1724年4月22日、ケーニヒスベルク(現在のロシア・カリーニングラード)で職人ヨハン・ゲオルク・カントとその妻アンナ・レジーナの第4子としてカントが誕生した。洗礼名はエマヌエル・カント(Emanuel Kant)だった。カントが「インマヌエル」(Immanuel)と改名したのは学生時代になってからのことで、ヘブライ語の原語をより正確に表現するためであった。父親は馬車の革の馬具を作る革細工の名人で、ギルドの一員として名誉ある階級に属していた。

KEYWORD 1
港町育ちがカントの世界を開いた

ケーニヒスベルクは海に面した街で、この「港町で育った」ことはカントの人生や哲学の基礎となっている。カントの生まれた時代のドイツ(プロイセン)はキリスト教世界で、神や教会に頼っていた。しかし、ケーニヒスベルクは異国の商人たちが次々とやってきて、彼らが自由に生きる姿を目の当たりにする。この商人たちとの交流を通して、カントは世界にはいろいろな見方や考え方があることを実感した。こうした経験から、カントは思い込みにとらわれない人間に成長したのだった。

ケーニヒスベルク

8歳から名門校に通い始める

カントが誕生後、次第に父の商売が衰退して一家は困窮していく。一方、並外れた才能と高い知性を持つカントは、8歳のときに叔父の援助により名門フリードリヒ学院(Collegium Fridericianum)に通い始めた。

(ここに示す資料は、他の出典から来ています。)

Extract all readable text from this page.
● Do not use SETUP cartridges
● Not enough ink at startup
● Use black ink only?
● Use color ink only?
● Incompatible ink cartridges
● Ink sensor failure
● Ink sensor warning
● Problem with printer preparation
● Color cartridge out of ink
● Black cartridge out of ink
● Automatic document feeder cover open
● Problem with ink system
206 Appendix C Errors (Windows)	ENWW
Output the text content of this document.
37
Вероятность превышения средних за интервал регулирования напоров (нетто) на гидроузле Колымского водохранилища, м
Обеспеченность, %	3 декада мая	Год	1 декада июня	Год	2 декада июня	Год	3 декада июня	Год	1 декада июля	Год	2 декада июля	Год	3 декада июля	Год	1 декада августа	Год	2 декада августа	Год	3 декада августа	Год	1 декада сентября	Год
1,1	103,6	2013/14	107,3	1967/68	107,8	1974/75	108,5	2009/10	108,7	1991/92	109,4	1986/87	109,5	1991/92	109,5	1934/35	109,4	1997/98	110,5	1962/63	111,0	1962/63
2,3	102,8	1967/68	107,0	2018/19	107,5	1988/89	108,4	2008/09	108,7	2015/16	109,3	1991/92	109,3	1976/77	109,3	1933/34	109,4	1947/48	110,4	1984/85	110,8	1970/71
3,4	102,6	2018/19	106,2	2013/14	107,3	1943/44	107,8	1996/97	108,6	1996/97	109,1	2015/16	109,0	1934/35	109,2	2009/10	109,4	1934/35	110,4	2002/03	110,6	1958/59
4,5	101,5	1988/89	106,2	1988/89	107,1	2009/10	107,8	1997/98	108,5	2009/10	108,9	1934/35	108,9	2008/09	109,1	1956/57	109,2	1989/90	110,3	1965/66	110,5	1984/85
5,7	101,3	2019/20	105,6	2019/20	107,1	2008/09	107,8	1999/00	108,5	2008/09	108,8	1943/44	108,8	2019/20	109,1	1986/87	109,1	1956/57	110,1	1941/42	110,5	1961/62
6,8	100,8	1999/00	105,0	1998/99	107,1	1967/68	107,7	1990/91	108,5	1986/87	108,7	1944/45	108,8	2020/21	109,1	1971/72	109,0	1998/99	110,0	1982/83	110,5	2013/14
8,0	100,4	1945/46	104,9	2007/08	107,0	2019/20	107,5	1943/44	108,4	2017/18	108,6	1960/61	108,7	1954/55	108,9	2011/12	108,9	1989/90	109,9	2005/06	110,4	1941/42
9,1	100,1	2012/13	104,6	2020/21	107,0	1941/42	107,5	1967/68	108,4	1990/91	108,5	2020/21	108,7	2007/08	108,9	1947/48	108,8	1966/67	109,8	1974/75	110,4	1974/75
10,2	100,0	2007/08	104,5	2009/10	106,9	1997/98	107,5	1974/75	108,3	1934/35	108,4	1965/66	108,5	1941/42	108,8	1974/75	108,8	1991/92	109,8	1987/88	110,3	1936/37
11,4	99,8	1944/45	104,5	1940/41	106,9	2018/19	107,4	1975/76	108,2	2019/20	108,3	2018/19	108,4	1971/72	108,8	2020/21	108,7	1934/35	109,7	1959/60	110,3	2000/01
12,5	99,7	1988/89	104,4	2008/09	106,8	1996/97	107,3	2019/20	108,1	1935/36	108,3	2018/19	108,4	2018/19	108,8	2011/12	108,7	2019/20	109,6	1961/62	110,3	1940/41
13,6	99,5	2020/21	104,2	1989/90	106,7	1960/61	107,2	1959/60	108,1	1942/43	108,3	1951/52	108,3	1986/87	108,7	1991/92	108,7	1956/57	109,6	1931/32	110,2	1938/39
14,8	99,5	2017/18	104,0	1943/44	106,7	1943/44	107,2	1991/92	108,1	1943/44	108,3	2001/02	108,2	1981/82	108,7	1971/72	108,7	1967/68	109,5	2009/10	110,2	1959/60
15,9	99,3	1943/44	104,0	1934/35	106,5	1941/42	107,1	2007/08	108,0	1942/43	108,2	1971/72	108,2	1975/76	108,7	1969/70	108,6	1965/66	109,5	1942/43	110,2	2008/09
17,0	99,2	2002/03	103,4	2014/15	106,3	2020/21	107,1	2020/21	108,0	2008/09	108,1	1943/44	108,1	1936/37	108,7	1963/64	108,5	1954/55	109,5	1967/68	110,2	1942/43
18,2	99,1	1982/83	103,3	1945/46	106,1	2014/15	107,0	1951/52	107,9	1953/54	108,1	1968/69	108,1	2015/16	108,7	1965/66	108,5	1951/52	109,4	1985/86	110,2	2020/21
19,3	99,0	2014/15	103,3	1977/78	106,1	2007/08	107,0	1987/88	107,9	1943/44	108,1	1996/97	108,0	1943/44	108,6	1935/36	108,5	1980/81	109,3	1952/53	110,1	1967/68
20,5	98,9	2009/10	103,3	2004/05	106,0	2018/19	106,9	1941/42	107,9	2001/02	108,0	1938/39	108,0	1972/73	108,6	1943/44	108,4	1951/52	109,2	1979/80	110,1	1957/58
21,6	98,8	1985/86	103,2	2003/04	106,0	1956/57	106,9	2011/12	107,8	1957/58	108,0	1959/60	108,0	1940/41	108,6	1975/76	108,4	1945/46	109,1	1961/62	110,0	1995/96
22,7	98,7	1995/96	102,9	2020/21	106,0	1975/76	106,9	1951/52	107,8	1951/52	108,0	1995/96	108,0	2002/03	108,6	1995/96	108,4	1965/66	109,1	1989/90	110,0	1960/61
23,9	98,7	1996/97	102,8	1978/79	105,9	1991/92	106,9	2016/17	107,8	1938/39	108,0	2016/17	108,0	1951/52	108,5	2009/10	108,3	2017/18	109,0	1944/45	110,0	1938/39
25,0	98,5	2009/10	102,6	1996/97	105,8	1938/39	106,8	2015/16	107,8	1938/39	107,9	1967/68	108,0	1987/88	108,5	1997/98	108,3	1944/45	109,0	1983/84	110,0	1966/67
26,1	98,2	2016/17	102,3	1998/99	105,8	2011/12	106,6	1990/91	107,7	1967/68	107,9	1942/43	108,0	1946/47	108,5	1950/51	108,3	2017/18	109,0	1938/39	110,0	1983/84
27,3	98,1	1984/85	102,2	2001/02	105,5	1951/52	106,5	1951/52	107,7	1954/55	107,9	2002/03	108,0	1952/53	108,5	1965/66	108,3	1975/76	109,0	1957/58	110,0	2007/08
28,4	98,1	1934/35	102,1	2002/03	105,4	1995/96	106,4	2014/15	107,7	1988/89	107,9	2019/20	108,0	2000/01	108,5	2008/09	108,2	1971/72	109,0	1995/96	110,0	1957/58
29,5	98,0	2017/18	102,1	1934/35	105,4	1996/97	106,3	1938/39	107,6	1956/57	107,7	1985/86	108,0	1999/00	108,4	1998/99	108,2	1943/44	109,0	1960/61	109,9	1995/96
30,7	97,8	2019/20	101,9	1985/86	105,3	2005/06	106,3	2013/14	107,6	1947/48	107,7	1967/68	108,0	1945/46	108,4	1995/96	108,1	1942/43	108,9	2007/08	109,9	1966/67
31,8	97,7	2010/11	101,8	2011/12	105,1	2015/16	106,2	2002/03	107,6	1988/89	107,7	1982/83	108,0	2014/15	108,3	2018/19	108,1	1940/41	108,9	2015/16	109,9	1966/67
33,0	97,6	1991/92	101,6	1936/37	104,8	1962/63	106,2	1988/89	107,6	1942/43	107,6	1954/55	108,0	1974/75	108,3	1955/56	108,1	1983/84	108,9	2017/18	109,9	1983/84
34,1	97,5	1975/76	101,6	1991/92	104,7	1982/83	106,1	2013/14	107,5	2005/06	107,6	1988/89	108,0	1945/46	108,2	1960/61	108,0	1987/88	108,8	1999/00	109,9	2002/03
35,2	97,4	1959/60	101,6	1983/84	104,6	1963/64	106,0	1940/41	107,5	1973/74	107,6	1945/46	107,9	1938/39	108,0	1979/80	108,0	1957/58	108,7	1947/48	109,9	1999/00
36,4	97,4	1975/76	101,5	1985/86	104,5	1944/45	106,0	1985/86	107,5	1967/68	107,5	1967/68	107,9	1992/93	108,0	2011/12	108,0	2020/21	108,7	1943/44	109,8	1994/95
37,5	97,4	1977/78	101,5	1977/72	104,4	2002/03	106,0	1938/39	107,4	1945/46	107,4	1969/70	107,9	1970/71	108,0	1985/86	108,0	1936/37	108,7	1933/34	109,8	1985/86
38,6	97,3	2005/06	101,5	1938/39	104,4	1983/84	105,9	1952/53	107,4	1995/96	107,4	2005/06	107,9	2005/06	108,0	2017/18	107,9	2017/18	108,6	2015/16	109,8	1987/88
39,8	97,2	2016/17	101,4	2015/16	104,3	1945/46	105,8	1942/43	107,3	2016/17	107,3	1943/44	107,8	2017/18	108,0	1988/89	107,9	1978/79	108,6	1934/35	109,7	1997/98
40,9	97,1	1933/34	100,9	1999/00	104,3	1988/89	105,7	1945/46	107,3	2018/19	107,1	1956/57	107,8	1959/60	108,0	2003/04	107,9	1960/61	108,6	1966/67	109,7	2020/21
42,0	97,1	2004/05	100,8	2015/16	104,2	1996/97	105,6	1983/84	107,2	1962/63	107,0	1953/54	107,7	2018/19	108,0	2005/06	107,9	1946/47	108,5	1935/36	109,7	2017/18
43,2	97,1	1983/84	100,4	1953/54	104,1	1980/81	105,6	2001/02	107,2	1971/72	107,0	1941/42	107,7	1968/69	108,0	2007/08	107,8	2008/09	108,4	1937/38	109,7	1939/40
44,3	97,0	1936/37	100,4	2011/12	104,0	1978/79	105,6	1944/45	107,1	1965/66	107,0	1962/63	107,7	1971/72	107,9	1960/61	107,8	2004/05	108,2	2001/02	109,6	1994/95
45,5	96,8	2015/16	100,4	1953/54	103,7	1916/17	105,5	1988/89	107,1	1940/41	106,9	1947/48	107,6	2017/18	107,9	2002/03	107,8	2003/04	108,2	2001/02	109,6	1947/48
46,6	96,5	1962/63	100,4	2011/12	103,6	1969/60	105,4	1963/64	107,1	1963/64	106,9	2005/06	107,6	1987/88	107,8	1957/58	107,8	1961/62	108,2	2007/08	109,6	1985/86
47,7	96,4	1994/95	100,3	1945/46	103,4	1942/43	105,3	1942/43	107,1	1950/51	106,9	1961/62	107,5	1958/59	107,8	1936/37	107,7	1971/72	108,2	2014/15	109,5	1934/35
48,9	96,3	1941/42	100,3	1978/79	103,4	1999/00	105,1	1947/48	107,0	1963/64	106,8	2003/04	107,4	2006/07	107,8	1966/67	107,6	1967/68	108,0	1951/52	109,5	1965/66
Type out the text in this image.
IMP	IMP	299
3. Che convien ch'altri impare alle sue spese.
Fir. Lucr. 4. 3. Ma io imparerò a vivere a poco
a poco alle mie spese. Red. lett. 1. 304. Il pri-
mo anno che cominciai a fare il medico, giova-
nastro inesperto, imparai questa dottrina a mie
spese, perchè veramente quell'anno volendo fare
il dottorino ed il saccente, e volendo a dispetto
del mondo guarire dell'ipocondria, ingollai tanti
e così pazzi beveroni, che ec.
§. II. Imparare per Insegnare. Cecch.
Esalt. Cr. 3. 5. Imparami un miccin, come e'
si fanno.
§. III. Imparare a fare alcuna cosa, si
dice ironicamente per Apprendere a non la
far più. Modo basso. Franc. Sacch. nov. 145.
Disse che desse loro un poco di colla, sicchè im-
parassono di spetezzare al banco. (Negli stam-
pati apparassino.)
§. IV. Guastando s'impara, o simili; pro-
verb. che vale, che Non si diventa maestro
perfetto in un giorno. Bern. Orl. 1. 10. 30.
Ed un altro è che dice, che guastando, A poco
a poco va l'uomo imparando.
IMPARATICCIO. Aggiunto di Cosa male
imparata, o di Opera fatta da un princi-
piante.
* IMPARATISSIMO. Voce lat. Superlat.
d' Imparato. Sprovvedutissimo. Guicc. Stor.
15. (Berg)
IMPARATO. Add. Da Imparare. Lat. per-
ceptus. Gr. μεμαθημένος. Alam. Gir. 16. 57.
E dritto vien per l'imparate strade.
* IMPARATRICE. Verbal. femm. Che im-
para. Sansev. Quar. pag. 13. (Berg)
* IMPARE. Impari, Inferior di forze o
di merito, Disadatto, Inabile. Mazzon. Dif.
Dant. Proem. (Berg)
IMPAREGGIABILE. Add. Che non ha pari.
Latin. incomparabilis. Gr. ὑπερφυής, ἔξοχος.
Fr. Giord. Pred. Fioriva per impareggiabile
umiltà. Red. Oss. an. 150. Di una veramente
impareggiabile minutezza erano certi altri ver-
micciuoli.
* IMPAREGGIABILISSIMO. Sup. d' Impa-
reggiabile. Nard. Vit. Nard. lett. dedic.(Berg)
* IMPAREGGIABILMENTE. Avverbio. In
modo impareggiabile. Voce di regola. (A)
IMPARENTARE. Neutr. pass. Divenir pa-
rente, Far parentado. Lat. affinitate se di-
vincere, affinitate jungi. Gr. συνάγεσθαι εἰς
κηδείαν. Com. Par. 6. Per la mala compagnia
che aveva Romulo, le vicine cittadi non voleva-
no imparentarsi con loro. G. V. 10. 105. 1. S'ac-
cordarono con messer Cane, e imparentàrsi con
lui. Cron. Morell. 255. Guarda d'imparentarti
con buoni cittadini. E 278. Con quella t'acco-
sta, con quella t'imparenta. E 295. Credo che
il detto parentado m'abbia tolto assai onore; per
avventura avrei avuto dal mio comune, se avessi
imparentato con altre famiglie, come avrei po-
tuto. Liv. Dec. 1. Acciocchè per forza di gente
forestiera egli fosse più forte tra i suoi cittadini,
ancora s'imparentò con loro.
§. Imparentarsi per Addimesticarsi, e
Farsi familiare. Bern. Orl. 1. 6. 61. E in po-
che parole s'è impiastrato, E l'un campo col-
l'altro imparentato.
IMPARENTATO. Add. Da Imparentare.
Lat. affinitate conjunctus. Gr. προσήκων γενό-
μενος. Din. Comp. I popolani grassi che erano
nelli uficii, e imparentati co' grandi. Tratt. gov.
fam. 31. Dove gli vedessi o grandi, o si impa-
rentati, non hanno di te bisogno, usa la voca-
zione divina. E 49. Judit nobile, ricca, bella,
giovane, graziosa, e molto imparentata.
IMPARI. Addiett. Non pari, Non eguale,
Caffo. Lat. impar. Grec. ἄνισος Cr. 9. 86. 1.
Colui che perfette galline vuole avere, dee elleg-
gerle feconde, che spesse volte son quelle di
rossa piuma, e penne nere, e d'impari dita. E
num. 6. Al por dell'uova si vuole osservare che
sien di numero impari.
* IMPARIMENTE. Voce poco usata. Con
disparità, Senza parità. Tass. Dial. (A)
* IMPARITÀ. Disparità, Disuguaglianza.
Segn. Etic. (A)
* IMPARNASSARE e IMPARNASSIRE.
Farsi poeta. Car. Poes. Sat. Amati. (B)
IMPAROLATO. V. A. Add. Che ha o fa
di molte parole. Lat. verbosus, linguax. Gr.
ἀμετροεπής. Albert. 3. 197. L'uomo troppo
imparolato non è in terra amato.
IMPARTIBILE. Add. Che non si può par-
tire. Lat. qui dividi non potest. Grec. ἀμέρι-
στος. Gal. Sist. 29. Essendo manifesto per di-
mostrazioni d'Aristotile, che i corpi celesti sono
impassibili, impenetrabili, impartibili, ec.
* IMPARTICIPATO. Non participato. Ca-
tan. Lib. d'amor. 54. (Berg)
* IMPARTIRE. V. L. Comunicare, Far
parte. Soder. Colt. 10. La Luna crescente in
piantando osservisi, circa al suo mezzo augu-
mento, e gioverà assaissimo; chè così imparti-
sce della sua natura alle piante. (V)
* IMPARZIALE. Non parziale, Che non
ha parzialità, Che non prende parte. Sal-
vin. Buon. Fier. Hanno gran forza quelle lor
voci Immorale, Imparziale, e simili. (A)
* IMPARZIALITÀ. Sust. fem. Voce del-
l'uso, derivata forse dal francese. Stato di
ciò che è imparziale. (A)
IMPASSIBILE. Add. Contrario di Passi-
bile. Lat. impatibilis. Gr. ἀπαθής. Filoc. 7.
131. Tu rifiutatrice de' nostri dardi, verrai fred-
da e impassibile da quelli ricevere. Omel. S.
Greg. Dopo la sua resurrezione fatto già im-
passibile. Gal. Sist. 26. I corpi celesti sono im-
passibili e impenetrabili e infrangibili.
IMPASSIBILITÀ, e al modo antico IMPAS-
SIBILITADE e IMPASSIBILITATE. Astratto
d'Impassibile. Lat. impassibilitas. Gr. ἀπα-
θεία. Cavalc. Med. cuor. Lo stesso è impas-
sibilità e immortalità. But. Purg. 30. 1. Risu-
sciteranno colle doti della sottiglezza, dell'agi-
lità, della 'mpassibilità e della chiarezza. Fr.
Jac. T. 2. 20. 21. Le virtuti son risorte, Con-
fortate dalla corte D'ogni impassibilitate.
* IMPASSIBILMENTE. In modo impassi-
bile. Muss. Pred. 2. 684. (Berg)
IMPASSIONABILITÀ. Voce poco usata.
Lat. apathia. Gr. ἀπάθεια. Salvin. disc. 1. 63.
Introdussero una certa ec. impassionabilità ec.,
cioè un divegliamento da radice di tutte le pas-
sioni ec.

厳しい学校生活だったが、愛情深い両親のもとで育ったカント。しかし、13歳のときに最愛の母が死去する。カントは後に「母は私の中に善の最初の種をまき、育ててくれた。母の教えは私の人生に永遠の癒しの影響を与えた」と述べている。

そして、16歳のときにケーニヒスベルク大学へ進学。数学、物理学、神学、哲学、古典ラテン文学を学び始めた。しかし22歳のときに父が死去し、カントは弟妹を養わなくてはならなくなった。大学を離れてケーニヒスベルク近郊の田舎(Judtschen)で、家庭教師として6年間働いた。ケーニヒスベルクで過ごさなかったのは、唯一この6年間だけである。

KEYWORD 2
厳し過ぎた!? フリードリヒ学院

カントの通っていたフリードリヒ学院は、朝7時から授業が始まり、ヘブライ語、ギリシャ語、ラテン語などを学ぶ。下校時刻は午後4時だった。そんな学院の生活について、友人であるテオドール・ヒッペルはこのように振り返っている。「カントはあの若かりし頃の『奴隷の生活』を思い出すと、恐怖と不安に打ちひしがれたようだった」。学校制度そのものやカント家の日常生活も、ルターの信仰の再起を促した敬虔主義の影響を受けており、子どもだったカントには規律と服従が求められ、自主的な思考は奨励されなかったという。その生活が後のカントの思想、すなわち伝統的な権威から自分を解放する啓蒙思想へとつながっていく。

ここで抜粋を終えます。